The MP for North East Somerset praised the pair for their “courage in giving up their Cabinet seats” earlier this week.
He accused the Prime Minister of u-turning on “her commitment that Brexit means Brexit,” and said Davis and Johnson are “standing up” for Brexit voters.
Mr Rees-Mogg added: “The pair enjoy much warm support not only on the back benches, but in the country at large for standing up for what the Conservatives promised voters in their manifesto.”
The former Brexit Secretary and Foreign Secretary both stepped down from the front bench on Monday following Theresa May’s Chequers summit on Brexit last Friday.
As he resigned his great office of state, Mr Johnson said the British people have been betrayed on Brexit.
He told the Prime Minister Brits “were told that they would be able to manage their own immigration policy, repatriate the sums of UK cash currently spent by the EU, and, above all, that they would be able to pass laws independently and in the interests of the people of this country”.
Mr Johnson added: “That dream is dying, suffocated by needless self-doubt.”
The backbencher also accused the Prime Minister of weakening Britain’s position on the world stage with her proposals by turning the UK into “a rule taker, rather than a rule maker”.
He also said people should not trust any suggestions that the Tory party stand behind her.
The Brexiteer continued: “Back during the Lancaster House speech, you will recall Mrs May was clear that she did not want some ‘half in, half out’ system.
“Alas, her Chequers deal flatly contradicts this, leaving Britain as a rule taker, rather than a rule maker.”

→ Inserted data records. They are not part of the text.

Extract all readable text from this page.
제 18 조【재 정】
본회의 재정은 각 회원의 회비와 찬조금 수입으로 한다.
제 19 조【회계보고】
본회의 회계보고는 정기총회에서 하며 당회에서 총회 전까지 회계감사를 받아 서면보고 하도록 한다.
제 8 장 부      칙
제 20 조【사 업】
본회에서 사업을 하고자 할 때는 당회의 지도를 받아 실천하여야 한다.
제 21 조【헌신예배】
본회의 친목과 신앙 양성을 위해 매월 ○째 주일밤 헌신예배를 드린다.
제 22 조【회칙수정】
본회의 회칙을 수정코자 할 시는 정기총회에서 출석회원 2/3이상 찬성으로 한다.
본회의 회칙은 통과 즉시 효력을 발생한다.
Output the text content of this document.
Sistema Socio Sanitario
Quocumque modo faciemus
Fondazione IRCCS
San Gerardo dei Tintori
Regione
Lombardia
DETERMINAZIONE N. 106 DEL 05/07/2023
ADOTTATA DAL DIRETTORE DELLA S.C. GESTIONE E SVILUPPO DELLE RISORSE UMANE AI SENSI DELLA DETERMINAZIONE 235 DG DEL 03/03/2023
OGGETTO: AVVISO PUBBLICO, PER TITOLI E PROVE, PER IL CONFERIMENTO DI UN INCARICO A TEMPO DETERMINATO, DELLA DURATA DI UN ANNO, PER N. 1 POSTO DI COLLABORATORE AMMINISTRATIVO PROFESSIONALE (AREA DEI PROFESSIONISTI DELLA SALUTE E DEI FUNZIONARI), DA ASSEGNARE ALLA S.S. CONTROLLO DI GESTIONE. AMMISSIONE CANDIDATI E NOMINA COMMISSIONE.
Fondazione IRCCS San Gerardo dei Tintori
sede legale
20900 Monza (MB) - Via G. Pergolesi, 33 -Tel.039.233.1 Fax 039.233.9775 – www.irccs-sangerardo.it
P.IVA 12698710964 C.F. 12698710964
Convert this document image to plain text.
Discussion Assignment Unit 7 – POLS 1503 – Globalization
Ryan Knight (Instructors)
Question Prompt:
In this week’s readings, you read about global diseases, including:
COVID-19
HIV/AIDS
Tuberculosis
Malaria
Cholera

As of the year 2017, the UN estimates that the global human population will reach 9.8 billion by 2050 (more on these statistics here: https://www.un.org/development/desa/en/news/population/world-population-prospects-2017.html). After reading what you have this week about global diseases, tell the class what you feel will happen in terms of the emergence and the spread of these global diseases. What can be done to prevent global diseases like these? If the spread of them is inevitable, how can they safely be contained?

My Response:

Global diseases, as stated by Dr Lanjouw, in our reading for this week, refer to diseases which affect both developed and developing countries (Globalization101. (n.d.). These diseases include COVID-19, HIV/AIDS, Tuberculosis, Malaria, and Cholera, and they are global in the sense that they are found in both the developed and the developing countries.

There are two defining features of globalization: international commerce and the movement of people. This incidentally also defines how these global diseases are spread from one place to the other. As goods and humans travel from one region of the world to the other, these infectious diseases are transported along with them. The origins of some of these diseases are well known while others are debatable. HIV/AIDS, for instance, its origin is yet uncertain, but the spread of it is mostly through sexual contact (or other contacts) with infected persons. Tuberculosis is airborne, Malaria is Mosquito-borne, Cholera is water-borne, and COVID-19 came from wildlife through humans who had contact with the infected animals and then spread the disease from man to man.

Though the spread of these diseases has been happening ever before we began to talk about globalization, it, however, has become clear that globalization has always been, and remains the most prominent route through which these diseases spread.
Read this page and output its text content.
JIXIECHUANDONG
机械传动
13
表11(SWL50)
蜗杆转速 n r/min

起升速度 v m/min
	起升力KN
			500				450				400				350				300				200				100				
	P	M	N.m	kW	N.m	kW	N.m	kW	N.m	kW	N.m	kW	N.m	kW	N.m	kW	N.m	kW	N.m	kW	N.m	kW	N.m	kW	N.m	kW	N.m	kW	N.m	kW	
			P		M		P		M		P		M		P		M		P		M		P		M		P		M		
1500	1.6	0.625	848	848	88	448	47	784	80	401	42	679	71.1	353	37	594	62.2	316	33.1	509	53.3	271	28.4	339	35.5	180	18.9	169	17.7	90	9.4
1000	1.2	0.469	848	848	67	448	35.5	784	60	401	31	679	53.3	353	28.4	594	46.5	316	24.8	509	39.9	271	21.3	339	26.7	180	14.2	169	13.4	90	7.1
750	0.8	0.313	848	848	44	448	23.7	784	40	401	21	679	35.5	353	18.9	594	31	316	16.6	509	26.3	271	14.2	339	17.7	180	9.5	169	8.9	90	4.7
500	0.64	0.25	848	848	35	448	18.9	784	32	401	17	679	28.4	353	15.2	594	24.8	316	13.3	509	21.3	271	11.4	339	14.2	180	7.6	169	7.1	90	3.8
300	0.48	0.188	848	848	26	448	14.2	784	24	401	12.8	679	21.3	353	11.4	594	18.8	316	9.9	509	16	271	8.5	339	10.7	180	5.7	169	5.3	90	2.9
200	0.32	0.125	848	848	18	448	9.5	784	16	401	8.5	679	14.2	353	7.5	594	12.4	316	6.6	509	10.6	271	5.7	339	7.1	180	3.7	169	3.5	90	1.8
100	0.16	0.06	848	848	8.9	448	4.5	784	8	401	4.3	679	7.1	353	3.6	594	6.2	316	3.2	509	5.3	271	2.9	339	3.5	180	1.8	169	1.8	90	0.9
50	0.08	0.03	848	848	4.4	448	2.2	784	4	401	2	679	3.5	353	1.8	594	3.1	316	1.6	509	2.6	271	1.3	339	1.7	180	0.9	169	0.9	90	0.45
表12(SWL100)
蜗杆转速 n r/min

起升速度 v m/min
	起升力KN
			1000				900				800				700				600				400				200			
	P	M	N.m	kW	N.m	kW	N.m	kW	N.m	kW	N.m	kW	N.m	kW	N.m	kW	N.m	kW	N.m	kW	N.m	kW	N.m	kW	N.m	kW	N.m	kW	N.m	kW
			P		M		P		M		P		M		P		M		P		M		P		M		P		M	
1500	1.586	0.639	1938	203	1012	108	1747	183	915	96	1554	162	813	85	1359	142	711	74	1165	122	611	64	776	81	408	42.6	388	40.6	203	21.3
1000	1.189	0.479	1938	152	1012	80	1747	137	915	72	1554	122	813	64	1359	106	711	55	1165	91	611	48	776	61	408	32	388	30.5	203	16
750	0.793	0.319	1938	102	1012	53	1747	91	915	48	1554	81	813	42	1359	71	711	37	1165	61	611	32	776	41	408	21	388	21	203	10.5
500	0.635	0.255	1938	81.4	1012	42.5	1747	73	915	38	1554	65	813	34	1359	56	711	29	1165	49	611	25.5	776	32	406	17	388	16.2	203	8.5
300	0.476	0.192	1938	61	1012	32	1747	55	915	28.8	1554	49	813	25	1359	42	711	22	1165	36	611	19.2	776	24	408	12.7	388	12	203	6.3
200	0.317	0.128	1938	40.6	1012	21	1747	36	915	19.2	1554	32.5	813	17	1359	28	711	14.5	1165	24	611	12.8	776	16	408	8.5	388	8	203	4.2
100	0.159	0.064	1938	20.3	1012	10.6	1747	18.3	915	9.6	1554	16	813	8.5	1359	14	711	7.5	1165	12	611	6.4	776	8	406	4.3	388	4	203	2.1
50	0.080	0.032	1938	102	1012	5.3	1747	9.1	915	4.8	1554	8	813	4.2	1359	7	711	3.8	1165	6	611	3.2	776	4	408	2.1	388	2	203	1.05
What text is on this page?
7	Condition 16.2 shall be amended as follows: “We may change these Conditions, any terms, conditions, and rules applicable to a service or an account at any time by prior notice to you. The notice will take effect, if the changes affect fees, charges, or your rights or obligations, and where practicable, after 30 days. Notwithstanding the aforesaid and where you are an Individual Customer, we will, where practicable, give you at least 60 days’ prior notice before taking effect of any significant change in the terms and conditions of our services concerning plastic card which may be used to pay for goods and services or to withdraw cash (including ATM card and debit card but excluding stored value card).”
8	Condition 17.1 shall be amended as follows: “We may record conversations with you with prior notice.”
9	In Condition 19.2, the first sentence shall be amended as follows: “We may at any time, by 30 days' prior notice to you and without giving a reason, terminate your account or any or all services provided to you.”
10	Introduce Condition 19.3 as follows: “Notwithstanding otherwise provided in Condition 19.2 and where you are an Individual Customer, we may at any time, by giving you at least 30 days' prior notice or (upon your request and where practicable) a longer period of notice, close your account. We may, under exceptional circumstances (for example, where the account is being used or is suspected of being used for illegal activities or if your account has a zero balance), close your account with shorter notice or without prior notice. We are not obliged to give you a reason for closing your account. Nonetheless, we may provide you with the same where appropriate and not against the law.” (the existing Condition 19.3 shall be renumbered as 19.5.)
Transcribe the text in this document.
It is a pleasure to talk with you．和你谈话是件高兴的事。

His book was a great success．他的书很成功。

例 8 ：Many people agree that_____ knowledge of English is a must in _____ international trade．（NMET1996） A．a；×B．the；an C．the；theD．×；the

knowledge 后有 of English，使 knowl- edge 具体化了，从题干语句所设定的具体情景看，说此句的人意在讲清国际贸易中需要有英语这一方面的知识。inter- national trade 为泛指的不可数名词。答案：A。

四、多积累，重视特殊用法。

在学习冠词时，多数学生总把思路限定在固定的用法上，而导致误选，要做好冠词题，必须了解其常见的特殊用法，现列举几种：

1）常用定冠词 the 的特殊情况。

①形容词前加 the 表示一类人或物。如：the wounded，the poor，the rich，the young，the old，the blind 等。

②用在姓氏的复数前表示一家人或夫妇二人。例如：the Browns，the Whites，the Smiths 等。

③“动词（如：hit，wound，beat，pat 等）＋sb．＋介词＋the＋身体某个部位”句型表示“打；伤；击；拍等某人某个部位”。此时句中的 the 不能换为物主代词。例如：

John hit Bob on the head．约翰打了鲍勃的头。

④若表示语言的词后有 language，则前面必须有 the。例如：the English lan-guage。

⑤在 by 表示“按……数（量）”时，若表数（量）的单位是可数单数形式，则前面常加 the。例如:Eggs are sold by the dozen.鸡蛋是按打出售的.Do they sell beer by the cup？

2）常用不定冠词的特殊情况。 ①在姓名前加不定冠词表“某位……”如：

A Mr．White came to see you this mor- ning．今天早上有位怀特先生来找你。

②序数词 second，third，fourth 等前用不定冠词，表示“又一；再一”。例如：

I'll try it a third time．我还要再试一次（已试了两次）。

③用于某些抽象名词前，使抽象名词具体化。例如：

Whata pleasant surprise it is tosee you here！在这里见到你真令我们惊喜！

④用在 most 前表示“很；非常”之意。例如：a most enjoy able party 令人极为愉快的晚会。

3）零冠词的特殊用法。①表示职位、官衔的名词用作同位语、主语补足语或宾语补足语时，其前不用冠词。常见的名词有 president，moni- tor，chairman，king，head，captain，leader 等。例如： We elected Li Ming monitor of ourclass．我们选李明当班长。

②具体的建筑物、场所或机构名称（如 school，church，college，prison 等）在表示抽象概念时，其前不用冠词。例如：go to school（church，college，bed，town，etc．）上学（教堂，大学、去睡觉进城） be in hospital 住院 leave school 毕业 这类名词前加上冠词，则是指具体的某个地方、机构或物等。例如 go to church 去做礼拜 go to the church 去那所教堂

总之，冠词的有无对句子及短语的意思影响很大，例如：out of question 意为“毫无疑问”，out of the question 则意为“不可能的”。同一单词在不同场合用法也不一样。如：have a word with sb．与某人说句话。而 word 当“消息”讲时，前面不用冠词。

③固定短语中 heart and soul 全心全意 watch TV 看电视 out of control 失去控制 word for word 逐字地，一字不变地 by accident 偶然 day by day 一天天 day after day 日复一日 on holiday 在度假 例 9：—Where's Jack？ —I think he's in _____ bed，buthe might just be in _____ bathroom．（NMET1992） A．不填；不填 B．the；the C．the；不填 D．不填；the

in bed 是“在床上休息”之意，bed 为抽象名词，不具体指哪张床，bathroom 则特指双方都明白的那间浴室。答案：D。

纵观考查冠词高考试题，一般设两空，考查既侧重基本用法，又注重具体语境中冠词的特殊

The Conservative leader met with her backbenchers just hours after two of her top team resigned, but Mr Rees – Mogg does not trust their optimism.
Writing in The Sun, he said: “The 1922 Committee of Tory backbench MPs gave the Prime Minister a rousing reception on Monday night.
“Yet it is delusional to think that sycophantic questions at the meeting are indicative of the mood of the party.”
He concluded: “The committee always cheers the Prime Minister, before people go outside afterwards, huddling together and saying how badly things are going. Monday was no exception.
“Anybody who trusts cheers from the committee should remember the standing ovations Iain Duncan Smith got at the Tory Party conference three weeks before he left office.”